OrthoATITM represents a potential breakthrough treatment option to resolve pain and return functional mobility for this debilitating condition. Watch video here. To be eligible for the RC Study, participants had to have suffered from pain and loss of shoulder function for at least 6 months and had received an average of 4 failed treatments prior to enrolment.

Following treatment, assessment of pain and shoulder function showed that the OrthoATITM group had significantly better results compared to the steroid group at all post-treatment time points. Participants in the observational extension study had received at least two corticosteroid injections and had an average symptom duration of 33.1 months, indicating a chronic condition that was unlikely to resolve itself without further treatment. Nine of eleven (82%) participants who received corticosteroid treatment in the RC trial requested subsequent crossover treatment with OrthoATITM due to lack of improvement in their shoulder pain and/or function; On average, participants in the crossover group experienced almost complete resolution of painby month 6 following treatment with OrthoATITM; The crossover group also experienced clinically important improvements in shoulder function at 6 months following OrthoATITM treatment; Results in the crossover group mirror those seen in the OrthoATITM group in the original RC trial; No participants in the crossover group required additional treatment for their shoulder injury within the 12 month follow-up period; and No safety concerns for OrthoATITM were identified.

Initial market sizing undertaken by Orthocell suggests that Ortho-ATITM could be applicable to >480,000 rotator cuff patients per year in the US alone, which equates to a market opportunity of approximately US$4-5 billion 1. Ongoing work by Orthocell aims to also assess the savings to the health system that may be delivered by OrthoATITM when accounting for more effective pain relief and return of function, return to work and avoidance of surgical costs. Ortho-ATITM can be used in both pre-surgical and post-surgical applications, not only in treating rotator cuff injuries, but many other tendon injuries and is at the forefront of a significant and increasing market opportunity. The Orthocell team was responsible for the initial development of a similar cell therapy product for the regeneration of cartilage which is now being commercialised by US company Vericel, which currently generates more than $120 million in sales and is only used to treat one target joint in the body.

Vericel currently has a market capitalisation of approximately $1.2 billion. Orthocell is in a strong position to advance its US commercialisation strategy to deliver the first injectable cell therapy in orthopaedics for the treatment of chronic tendon injuries. 2 The results of this study demonstrate that OrthoATITM is more effective than steroid injections for treatment of rotator cuff tendinopathy with intrasubstance tendon tear.
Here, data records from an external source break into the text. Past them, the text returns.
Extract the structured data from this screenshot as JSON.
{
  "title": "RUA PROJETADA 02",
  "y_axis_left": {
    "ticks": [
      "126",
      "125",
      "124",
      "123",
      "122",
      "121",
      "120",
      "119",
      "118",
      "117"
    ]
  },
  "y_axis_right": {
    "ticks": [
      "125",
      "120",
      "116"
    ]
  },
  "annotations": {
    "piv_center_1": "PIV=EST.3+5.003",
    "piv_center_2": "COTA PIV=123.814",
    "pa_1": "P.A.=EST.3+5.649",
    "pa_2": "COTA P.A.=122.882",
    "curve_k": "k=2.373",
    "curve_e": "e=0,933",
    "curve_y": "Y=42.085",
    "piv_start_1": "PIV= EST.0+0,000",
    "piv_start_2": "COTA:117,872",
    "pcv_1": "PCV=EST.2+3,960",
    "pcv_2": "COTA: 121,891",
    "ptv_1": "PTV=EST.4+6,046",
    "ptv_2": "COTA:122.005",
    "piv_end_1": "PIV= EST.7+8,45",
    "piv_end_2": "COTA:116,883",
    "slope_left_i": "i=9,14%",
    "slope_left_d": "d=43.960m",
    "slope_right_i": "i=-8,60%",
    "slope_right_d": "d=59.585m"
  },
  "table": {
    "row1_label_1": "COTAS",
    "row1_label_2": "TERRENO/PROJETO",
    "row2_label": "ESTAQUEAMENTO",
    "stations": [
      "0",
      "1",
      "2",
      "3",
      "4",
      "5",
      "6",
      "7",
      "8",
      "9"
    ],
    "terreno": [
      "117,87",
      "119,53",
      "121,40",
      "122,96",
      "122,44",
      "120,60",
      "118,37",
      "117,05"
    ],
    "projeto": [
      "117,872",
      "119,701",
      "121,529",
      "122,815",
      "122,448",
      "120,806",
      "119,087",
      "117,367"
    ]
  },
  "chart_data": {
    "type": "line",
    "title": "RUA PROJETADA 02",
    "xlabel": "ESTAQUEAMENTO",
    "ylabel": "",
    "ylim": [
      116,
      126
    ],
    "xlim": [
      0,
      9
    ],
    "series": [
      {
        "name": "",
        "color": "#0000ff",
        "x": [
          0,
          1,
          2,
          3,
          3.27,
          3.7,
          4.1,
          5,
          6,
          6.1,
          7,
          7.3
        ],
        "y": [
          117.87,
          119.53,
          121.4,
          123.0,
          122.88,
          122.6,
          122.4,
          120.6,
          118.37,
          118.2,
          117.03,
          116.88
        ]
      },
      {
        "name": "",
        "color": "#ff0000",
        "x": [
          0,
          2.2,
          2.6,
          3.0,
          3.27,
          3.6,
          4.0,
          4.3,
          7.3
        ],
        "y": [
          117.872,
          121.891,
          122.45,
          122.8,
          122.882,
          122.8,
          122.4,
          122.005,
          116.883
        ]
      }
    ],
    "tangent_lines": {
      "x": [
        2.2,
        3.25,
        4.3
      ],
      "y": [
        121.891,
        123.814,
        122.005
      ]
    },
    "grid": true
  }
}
The Company continues to progress its US plans with the evaluation of technology transfer options, FDA engagement and commercial preparation activities to prepare OrthoATITM for a randomised controlled study under FDA supervision. The observational extension study has been led by Clinical Professor Allan Wang. Dr Jeff Hughes was an investigator in the full RC study.

The RC Study was a randomised, multicenter, open-label study designed to assess OrthoATITM, in comparison to steroids as an emerging treatment for patients with rotator cuff tendinopathy with intrasubstance tendon tear. A total of 30 participants verified by MRI with symptom duration >6 months, and who had previously received physiotherapy AND one or more corticosteroid injections were treated. Participants were randomised to receive an ultrasound guided injection of tendon derived cells that had been cultured from a sample drawn from each patient or an ultrasound guided injection into the subacromial space of Celestone Chronodose.